Personal information
- Full name: Mark Jonathan Slater
- Born: 11 July 1951
- Died: 3 August 2024 (aged 73)
- Height: 180 cm (5 ft 11 in)
- Weight: 71 kg (157 lb)

Playing career^{1}
- Years: Club / Games (Goals)
- 1969–1970: Collingwood / 2 (0)
- ^{1} Playing statistics correct to the end of 1970.

= Mark Slater (Australian footballer) =

Australian rules footballer and coach (1951–2024)

Mark Jonathan Slater (11 July 1951 – 3 August 2024) was an Australian rules footballer who played with Collingwood in the Victorian Football League (VFL).

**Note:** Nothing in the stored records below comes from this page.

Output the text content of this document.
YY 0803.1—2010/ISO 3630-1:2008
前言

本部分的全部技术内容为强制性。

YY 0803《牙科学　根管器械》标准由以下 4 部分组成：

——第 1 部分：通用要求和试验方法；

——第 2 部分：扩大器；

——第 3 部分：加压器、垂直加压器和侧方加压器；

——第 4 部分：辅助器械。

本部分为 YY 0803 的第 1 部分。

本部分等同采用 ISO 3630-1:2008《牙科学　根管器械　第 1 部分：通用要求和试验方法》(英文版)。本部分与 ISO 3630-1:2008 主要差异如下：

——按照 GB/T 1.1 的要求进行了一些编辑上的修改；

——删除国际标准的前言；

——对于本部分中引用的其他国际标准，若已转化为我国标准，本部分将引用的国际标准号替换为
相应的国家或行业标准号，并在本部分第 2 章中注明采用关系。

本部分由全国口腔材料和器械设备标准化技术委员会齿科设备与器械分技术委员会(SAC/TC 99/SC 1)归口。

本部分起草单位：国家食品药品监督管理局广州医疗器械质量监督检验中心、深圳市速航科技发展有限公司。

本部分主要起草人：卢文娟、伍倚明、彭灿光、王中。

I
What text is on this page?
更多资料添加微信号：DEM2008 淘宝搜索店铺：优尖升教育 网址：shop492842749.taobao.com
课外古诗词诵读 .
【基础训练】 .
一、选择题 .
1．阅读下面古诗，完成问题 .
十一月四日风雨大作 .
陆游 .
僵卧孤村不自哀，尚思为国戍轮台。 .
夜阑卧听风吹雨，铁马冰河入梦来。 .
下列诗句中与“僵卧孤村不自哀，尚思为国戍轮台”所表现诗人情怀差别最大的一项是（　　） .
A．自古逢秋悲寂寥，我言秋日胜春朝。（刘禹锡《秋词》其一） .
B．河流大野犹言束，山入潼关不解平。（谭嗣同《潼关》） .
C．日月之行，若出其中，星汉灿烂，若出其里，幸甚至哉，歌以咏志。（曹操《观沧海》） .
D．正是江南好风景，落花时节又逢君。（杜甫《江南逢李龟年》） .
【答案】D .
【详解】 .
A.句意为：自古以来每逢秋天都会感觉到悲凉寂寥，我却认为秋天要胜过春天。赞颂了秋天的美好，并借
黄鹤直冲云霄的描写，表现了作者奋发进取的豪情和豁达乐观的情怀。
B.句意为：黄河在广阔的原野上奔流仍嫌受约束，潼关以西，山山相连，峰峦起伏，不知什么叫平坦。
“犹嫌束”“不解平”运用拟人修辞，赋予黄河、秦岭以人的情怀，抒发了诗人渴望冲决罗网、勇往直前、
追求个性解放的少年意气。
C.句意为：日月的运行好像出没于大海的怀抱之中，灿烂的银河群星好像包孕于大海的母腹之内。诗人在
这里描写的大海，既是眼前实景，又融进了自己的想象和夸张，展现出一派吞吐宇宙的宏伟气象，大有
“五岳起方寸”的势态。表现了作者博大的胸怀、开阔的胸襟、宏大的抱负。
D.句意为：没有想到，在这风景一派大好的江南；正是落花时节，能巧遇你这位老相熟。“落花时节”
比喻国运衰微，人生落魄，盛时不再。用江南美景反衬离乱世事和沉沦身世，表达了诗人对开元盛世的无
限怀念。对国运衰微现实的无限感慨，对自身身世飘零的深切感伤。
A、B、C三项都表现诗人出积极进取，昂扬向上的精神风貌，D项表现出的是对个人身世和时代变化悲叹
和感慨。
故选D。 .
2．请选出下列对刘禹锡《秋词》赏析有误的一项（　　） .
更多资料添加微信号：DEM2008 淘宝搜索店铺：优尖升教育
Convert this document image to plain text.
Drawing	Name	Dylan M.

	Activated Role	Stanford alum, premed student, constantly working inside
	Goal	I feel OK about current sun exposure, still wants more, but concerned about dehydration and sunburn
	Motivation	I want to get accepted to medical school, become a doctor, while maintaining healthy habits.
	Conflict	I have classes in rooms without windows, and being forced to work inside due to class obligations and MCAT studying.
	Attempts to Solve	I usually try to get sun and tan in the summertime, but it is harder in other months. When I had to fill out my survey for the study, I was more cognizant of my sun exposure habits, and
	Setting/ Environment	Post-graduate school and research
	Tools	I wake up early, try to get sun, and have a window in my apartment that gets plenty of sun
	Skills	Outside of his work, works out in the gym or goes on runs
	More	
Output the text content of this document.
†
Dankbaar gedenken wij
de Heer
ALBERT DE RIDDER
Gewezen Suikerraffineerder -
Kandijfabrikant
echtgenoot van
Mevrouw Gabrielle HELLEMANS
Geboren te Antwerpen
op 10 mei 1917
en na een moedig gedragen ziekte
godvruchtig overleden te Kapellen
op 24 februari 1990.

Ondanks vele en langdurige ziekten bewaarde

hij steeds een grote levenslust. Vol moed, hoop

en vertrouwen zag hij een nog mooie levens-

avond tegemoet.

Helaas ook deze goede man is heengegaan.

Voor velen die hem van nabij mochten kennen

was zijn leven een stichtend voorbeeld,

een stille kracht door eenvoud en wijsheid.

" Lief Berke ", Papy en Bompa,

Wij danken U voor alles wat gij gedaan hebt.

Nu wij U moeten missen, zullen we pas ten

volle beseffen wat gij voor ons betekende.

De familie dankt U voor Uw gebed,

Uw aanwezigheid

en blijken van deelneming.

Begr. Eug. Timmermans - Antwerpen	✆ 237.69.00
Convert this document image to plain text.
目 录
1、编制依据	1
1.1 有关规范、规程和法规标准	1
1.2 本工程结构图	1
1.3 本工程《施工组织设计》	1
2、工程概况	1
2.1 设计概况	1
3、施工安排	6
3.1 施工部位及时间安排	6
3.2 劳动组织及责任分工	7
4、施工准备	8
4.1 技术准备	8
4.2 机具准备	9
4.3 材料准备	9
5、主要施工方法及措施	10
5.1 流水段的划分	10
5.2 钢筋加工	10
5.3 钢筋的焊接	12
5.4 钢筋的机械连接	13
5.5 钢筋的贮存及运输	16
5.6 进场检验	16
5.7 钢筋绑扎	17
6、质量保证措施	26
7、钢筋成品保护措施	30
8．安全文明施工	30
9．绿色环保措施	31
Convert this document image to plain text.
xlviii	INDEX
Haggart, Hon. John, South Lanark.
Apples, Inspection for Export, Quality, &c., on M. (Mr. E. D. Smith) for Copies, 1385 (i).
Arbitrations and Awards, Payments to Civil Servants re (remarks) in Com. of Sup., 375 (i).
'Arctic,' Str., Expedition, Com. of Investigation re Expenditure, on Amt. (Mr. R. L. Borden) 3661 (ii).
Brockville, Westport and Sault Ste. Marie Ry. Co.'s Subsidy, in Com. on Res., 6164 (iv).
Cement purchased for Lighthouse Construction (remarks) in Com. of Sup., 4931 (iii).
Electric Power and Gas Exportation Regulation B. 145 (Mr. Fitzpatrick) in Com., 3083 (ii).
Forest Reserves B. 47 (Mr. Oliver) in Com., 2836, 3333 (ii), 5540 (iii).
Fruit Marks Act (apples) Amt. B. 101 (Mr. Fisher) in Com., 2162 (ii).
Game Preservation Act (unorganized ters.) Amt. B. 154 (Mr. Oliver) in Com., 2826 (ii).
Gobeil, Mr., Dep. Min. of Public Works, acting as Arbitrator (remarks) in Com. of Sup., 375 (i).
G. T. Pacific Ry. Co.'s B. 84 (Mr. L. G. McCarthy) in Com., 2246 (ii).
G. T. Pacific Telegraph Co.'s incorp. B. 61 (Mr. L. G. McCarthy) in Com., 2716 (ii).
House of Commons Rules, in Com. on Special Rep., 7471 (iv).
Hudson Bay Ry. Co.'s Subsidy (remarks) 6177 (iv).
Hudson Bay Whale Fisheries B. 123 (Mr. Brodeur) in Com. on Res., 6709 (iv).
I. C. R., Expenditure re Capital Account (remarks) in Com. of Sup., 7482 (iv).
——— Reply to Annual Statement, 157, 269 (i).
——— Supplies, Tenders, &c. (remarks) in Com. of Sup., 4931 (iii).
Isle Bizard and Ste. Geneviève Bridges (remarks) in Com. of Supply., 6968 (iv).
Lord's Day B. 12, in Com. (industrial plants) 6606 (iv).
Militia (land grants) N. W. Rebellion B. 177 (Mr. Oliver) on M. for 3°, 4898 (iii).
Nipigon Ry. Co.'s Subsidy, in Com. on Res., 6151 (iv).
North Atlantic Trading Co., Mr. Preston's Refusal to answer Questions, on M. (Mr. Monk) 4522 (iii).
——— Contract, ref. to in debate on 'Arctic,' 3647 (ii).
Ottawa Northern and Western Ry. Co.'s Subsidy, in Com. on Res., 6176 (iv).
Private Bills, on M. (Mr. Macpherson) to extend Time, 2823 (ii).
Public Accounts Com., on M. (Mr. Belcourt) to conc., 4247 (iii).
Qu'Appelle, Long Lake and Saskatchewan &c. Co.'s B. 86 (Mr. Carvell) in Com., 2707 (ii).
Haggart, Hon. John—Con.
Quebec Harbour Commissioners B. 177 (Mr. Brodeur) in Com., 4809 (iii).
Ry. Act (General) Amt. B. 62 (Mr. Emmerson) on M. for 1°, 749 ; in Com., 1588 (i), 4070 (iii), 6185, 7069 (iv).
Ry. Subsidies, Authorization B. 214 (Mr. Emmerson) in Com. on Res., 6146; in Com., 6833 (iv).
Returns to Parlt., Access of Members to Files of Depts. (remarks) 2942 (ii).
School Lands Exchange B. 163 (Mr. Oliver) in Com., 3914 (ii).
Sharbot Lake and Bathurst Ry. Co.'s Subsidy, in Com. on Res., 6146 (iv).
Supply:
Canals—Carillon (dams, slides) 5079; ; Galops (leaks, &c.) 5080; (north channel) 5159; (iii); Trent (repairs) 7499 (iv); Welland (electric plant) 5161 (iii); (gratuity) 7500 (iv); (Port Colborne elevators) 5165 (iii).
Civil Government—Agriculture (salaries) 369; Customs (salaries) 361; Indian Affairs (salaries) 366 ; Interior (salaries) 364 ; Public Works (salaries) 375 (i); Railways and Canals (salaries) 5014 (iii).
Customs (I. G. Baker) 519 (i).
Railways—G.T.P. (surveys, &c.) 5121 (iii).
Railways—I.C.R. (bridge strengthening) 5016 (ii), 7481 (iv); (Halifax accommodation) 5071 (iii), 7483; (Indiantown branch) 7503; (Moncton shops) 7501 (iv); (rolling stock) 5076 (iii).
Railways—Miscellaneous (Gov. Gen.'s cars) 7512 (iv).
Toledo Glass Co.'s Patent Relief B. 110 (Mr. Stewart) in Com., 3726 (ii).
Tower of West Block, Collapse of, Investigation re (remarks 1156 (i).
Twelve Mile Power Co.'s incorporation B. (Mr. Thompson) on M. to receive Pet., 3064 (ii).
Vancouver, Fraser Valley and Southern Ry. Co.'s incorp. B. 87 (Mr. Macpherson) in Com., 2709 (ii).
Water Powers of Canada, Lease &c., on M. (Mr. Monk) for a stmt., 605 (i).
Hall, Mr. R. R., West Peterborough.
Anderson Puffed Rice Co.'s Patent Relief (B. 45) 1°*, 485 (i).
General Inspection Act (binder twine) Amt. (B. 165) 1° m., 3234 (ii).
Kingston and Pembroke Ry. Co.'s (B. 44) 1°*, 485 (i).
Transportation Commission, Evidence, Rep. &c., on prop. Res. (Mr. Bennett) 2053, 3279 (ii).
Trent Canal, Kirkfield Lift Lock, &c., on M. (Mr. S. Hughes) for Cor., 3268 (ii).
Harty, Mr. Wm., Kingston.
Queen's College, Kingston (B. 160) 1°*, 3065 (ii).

Aged just 17, Slater made his VFL debut in Collingwood's round 10 win over Geelong at Victoria Park in the 1969 season. His second and final appearance for Collingwood came in the opening round of the 1970 VFL season, against Footscray at Western Oval.

After leaving Collingwood, Slater joined Preston in the Victorian Football Association (VFA) for the 1971 season, playing at least 17 games and kicking 21 goals. He moved to in 1974, playing in the club's Division 2 premiership that year before leaving at the end of the 1976 season.

Slater captain-coached Bundoora to the 1981 Diamond Valley Football League Division 2 premiership. He won the Division 2's best and fairest award that year.

Slater died on 3 August 2024, at the age of 73.